The Caterpillar Challenger MT875B was the most powerful production tractor available during its span with 430 kW engine power. In 2007, the MT875B broke the world record for most land tilled in 24 hours with a custom-made, 14 m disc harrow fabricated by Grégoire Besson. It tilled 644 ha. The tractor consumed 4.42 L/ha diesel fuel.

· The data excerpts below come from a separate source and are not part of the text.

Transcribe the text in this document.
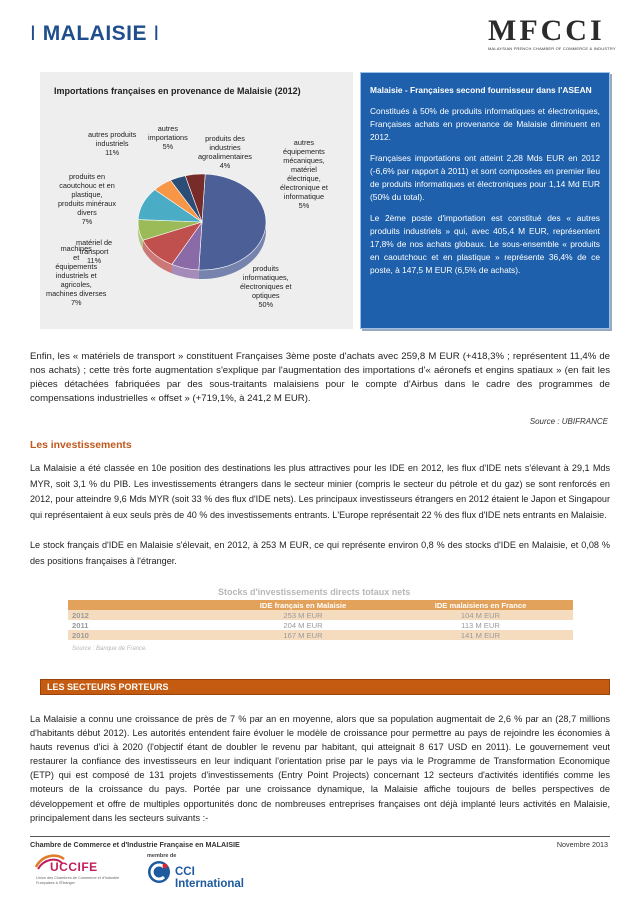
I MALAISIE I	MFCCI
MALAYSIAN FRENCH CHAMBER OF COMMERCE & INDUSTRY
Importations françaises en provenance de Malaisie (2012)
autres produits
industriels
11%
autres
importations
5%
produits des
industries
agroalimentaires
4%
autres
équipements
mécaniques,
matériel
électrique,
électronique et
informatique
5%
produits en
caoutchouc et en
plastique,
produits minéraux
divers
7%
matériel de
transport
11%
machines
et
équipements
industriels et
agricoles,
machines diverses
7%
produits
informatiques,
électroniques et
optiques
50%

Malaisie - Françaises second fournisseur dans l'ASEAN

Constitués à 50% de produits informatiques et électroniques, Françaises achats en provenance de Malaisie diminuent en 2012.

Françaises importations ont atteint 2,28 Mds EUR en 2012 (-6,6% par rapport à 2011) et sont composées en premier lieu de produits informatiques et électroniques pour 1,14 Md EUR (50% du total).

Le 2ème poste d'importation est constitué des « autres produits industriels » qui, avec 405,4 M EUR, représentent 17,8% de nos achats globaux. Le sous-ensemble « produits en caoutchouc et en plastique » représente 36,4% de ce poste, à 147,5 M EUR (6,5% de achats).

Enfin, les « matériels de transport » constituent Françaises 3ème poste d'achats avec 259,8 M EUR (+418,3% ; représentent 11,4% de nos achats) ; cette très forte augmentation s'explique par l'augmentation des importations d'« aéronefs et engins spatiaux » (en fait les pièces détachées fabriquées par des sous-traitants malaisiens pour le compte d'Airbus dans le cadre des programmes de compensations industrielles « offset » (+719,1%, à 241,2 M EUR).
Source : UBIFRANCE
Les investissements
La Malaisie a été classée en 10e position des destinations les plus attractives pour les IDE en 2012, les flux d'IDE nets s'élevant à 29,1 Mds MYR, soit 3,1 % du PIB. Les investissements étrangers dans le secteur minier (compris le secteur du pétrole et du gaz) se sont renforcés en 2012, pour atteindre 9,6 Mds MYR (soit 33 % des flux d'IDE nets). Les principaux investisseurs étrangers en 2012 étaient le Japon et Singapour qui représentaient à eux seuls près de 40 % des investissements entrants. L'Europe représentait 22 % des flux d'IDE nets entrants en Malaisie.
Le stock français d'IDE en Malaisie s'élevait, en 2012, à 253 M EUR, ce qui représente environ 0,8 % des stocks d'IDE en Malaisie, et 0,08 % des positions françaises à l'étranger.
Stocks d'investissements directs totaux nets
	IDE français en Malaisie	IDE malaisiens en France
2012	253 M EUR	104 M EUR
2011	204 M EUR	113 M EUR
2010	167 M EUR	141 M EUR
Source : Banque de France.
LES SECTEURS PORTEURS
La Malaisie a connu une croissance de près de 7 % par an en moyenne, alors que sa population augmentait de 2,6 % par an (28,7 millions d'habitants début 2012). Les autorités entendent faire évoluer le modèle de croissance pour permettre au pays de rejoindre les économies à hauts revenus d'ici à 2020 (l'objectif étant de doubler le revenu par habitant, qui atteignait 8 617 USD en 2011). Le gouvernement veut restaurer la confiance des investisseurs en leur indiquant l'orientation prise par le pays via le Programme de Transformation Economique (ETP) qui est composé de 131 projets d'investissements (Entry Point Projects) concernant 12 secteurs d'activités identifiés comme les moteurs de la croissance du pays. Portée par une croissance dynamique, la Malaisie affiche toujours de belles perspectives de développement et offre de multiples opportunités donc de nombreuses entreprises françaises ont déjà implanté leurs activités en Malaisie, principalement dans les secteurs suivants :-
Chambre de Commerce et d'Industrie Française en MALAISIE	Novembre 2013
UCCIFE
Union des Chambres de Commerce et d'Industrie Françaises à l'Étranger
membre de
CCI International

The production of Challenger tractors expanded for a time to include both tracked and wheeled type tractors, which were available in either row-crop or flotation type configurations depending upon the preference of the customer. Since their purchase in 2002, the Challenger brand has used a Caterpillar diesel engine in the majority of their models. However, with the introduction of the D series of each tractor model, AGCO began implementing the use of AGCO Power branded engines that are Tier 4i/Stage 3B emission compliant by using e^{3}, a Selective Catalytic Reduction system which injects urea in engine's exhaust gas stream to reduce nitrogen oxides and particulate matter emitted to the atmosphere.

As of 2023, only tracked tractors in the 700 Series (MT738, MT740, and MT743 models) and 800 Series (MT851, MT856, MT862, and MT865 models) are in production. AGCO began phasing out the Challenger brand in 2020. Additionally, the Rogator application machine is now produced and sold under AGCO's Fendt brand name.